Cantabria gana autónomos, pero el colectivo se siente al límite

Cantabria cerró 2025 con un ligero aumento del número de trabajadores autónomos. El Régimen Especial de Trabajadores Autónomos (RETA) sumó 106 afiliados más, un dato que rompe con la tendencia negativa del año anterior y sitúa a la comunidad entre las que lograron cerrar el ejercicio en positivo.

Sin embargo, ese crecimiento no se traduce en una mejora de las condiciones del colectivo. Al contrario. Según el Barómetro del Consejo General de Colegios de Gestores Administrativos, elaborado a finales de 2025 y principios de 2026, ocho de cada diez autónomos consideran que su situación ha empeorado en los últimos cinco años.

La combinación de ambos datos refleja una realidad compleja: Cantabria suma autónomos, pero el trabajo por cuenta propia sigue marcado por la incertidumbre, la presión fiscal y la dificultad para consolidar proyectos.

Un crecimiento desigual por sectores y perfiles

El balance regional presenta importantes matices. El incremento neto de autónomos se sostiene exclusivamente en el emprendimiento femenino, mientras que el número de hombres afiliados al RETA desciende.

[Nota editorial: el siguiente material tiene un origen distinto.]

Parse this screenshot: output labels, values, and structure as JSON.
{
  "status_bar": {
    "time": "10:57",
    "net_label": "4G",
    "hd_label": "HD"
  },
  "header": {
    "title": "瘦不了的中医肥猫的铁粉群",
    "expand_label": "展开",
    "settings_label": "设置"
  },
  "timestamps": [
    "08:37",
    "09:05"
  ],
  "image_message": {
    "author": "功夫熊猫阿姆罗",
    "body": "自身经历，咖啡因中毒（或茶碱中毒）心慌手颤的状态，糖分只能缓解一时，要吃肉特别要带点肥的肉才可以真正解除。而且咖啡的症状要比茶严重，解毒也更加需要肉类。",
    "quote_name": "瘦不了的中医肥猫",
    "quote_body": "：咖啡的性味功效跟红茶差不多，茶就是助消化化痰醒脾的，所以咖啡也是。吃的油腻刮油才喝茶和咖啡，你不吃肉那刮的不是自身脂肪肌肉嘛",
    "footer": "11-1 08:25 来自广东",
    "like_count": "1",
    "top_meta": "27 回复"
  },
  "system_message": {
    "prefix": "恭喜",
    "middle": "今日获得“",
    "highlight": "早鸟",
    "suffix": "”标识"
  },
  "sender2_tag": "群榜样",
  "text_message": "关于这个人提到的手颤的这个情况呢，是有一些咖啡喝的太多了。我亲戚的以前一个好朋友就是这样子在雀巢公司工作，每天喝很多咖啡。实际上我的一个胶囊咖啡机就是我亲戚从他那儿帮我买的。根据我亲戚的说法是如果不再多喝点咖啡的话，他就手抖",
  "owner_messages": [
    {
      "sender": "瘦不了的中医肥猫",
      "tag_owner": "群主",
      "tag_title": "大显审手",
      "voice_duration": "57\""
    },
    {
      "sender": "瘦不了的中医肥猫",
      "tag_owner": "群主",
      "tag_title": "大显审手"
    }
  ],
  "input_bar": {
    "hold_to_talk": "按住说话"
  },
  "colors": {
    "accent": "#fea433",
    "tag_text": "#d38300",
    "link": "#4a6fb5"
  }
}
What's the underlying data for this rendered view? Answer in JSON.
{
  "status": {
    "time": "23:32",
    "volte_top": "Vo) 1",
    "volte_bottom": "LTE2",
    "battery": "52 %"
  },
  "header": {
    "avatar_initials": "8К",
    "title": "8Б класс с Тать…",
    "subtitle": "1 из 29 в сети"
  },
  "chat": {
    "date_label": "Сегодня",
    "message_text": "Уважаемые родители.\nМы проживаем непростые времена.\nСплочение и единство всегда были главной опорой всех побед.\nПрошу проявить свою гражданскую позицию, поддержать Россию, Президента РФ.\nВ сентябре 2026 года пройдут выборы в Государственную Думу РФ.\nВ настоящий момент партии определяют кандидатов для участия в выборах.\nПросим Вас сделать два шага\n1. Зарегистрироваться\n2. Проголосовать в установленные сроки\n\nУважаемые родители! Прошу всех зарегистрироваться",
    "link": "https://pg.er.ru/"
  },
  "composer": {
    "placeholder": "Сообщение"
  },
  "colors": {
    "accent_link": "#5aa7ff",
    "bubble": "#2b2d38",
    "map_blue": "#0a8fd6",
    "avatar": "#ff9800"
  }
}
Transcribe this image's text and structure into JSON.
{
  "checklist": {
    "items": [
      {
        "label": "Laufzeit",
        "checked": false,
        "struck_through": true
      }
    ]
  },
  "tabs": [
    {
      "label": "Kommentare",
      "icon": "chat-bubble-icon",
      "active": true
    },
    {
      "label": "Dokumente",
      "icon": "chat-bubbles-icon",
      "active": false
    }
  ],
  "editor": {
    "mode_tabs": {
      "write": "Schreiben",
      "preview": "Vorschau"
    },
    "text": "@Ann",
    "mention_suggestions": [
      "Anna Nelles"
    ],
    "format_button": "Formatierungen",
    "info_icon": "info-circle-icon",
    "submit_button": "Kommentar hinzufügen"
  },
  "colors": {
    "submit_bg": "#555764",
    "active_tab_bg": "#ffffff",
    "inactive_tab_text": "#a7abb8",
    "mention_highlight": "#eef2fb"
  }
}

Por sectores, el comportamiento es claramente dispar. El comercio, uno de los pilares del autoempleo en Cantabria, pierde 185 autónomos en un año. También retroceden el transporte, la agricultura, la industria y la hostelería. Frente a estas caídas, el crecimiento se concentra en actividades científicas y técnicas, que ganan más de un centenar de afiliados.

Este desplazamiento apunta a una transformación del tejido autónomo, con mayor peso de actividades profesionales especializadas y menor presencia del negocio tradicional de proximidad.

La percepción del colectivo: presión y desconfianza

El Barómetro de los Gestores Administrativos, que recoge la experiencia de profesionales que asesoran diariamente a autónomos, confirma un malestar generalizado.
El 82,04% considera que la situación ha empeorado, frente a un 6,59% que aprecia mejoras.

Entre las principales preocupaciones destacan:

  • La carga fiscal y los impuestos.

  • Las cuotas y cotizaciones sociales.

  • La inseguridad jurídica ante cambios normativos frecuentes.

  • La burocracia, que dificulta la gestión diaria de los negocios.

La relación con la Administración obtiene una valoración media de 1,86 sobre 5. Casi la mitad de los encuestados la califica como muy insatisfactoria y más del 56% considera que la Administración no actúa de buena fe con el colectivo.

Miedo a la inspección y dificultad para planificar

Uno de los elementos que más tensiona al colectivo es el miedo a las inspecciones, con una valoración media superior a 4 sobre 5. Los gestores señalan conflictos habituales en la deducción de gastos comunes, como el uso del vehículo, lo que incrementa la sensación de inseguridad y dificulta la planificación a medio plazo.

Este contexto tiene consecuencias directas: abandono de la actividad, renuncia a crecer o búsqueda de empleo por cuenta ajena. Según el barómetro, casi la mitad de los gestores detecta un trasvase de autónomos hacia el trabajo asalariado o el sector público.

Una paradoja con impacto local

En Cantabria, esta situación se traduce en una paradoja evidente. Mientras el número total de autónomos crece ligeramente, sectores clave para la vida económica y social de municipios y barrios continúan perdiendo profesionales.

La pérdida de autónomos en comercio, hostelería o agricultura no solo afecta al empleo, sino también al modelo de territorio, especialmente en zonas rurales y áreas urbanas donde el pequeño negocio es un elemento vertebrador.

Dicho de otro modo: Cantabria no necesariamente “crea” más tejido autónomo, sino que lo transforma; y esa transición deja gente atrás. Los gestores administrativos ponen el foco en el “por qué”: cuando la norma cambia a menudo, la deducibilidad es incierta y el coste fiscal/laboral se percibe impredecible, el autónomo tradicional —el que sostiene la persiana— es el primero en perder oxígeno.

Más allá del dato

El diagnóstico es compartido: no basta con aumentar el número de autónomos, sino que es necesario garantizar condiciones que permitan la continuidad y consolidación de los proyectos.

Las cifras de afiliación ofrecen una lectura parcial. La realidad cotidiana del colectivo, reflejada por los gestores administrativos, apunta a un modelo tensionado en el que crecer en número no implica necesariamente mejorar en estabilidad, seguridad o calidad de vida.